9. In the result, we concur in the decision of the learned Chief Justice and summarily reject the Letters Patent Appeal as also the writ petition. No orders on Civil Application No. 2999 of 1979.
10. In view of the fact that as a result of these proceedings the lease granted in favour of the appellants will forthwith come to an end, some complications are likely to arise. It will be for the petitioner-Panchayat to decide as to how it has to act in accordance with law in order to implement the decision of the revisional authority. The petitioner-Panchayat will legitimately take some time in order to reach such decision. It has been averred in the writ petition filed by the petitioner-Panchayat that it has no agency for collection of octroi. The result would be that though octroi has been levied, it may not be possible to collect the same, once the appellants are ousted forthwith. This would result in loss of public revenue and evasion of tax. Such a situation cannot be allowed to prevail. Under such circumstances, we are of the view that till the petitioner-Panchayat takes decision of the revisional authority, the appellants should be allowed to function in accordance with the terms of their contract purely as and by way of a temporary and stop-gap arrangement.

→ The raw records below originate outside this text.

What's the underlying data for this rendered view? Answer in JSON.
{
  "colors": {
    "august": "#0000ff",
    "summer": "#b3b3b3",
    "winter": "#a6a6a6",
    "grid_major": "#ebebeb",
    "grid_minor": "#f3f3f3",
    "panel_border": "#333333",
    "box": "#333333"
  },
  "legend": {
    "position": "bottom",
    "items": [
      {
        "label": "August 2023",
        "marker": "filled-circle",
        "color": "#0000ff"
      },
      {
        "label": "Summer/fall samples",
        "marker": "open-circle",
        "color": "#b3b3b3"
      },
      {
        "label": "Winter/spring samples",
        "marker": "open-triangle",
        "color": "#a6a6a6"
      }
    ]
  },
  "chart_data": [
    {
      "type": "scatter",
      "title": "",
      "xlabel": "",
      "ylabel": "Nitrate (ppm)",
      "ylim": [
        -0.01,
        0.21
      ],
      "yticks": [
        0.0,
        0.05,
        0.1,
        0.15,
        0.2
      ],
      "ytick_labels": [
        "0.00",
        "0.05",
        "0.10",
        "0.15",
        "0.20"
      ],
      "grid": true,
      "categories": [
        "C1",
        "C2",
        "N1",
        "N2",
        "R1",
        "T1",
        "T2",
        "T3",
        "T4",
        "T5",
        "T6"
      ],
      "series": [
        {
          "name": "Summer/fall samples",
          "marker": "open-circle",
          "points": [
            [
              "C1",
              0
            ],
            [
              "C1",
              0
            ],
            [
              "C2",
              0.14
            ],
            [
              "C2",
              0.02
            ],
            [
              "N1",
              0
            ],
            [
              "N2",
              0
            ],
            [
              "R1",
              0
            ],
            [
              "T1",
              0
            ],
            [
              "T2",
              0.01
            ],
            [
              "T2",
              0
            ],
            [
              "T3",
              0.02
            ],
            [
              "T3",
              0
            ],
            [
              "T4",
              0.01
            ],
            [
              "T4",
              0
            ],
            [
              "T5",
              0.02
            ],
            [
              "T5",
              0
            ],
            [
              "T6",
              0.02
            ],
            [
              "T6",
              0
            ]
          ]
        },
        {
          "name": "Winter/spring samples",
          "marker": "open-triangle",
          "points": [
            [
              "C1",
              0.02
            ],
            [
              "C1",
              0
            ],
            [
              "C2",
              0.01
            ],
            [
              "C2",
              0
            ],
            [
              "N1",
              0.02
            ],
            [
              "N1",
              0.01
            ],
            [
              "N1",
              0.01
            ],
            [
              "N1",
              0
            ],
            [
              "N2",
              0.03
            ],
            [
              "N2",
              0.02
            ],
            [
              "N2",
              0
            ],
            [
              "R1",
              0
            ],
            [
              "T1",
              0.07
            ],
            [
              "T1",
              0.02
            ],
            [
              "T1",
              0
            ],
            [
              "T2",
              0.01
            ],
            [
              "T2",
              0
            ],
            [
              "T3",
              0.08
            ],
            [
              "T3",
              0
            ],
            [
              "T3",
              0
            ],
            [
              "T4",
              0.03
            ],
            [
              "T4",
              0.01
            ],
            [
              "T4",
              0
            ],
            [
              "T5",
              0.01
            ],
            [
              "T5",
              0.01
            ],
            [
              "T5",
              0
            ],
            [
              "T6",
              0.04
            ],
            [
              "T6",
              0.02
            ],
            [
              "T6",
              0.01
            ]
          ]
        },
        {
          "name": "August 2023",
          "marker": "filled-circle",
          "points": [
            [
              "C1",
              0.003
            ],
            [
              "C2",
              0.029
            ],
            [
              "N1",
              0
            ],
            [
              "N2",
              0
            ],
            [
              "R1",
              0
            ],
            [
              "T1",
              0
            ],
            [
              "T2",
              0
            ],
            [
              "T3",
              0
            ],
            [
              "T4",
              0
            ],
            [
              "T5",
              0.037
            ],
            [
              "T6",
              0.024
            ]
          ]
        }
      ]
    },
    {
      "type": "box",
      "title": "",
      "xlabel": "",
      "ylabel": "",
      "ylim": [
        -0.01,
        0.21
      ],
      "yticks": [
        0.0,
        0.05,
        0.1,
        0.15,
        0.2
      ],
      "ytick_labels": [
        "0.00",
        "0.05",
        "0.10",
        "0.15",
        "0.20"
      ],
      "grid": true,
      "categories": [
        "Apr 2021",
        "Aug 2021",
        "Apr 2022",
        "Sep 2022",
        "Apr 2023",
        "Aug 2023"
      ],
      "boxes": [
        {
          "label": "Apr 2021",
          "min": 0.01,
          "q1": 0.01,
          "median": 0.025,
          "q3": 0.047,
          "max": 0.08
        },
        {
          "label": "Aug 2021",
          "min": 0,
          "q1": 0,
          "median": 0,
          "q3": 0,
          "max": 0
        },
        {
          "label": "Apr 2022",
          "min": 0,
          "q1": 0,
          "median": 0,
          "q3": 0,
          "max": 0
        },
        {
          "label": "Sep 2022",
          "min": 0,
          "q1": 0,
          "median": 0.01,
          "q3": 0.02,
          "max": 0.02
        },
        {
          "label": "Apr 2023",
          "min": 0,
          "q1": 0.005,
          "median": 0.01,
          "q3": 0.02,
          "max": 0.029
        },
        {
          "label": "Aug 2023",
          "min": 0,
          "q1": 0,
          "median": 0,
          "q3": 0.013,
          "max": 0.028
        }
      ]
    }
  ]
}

The petitioner-Panchayat will take the necessary action within a period of one month from today and the order made herein continuing the arrangement in favour of the appellants will automatically terminate upon the expiry of the period of one month from today. We also wish to make it clear that the claims, if any, of the appellants qua the petitioner-Panchayat as a result of the ultimate outcome of these proceedings and vice-versa, being not the subject matter of the writ petition of the Panchayat and the writ petition out of which the Letters Patent Appeal arose, must not be taken to have been decided herein.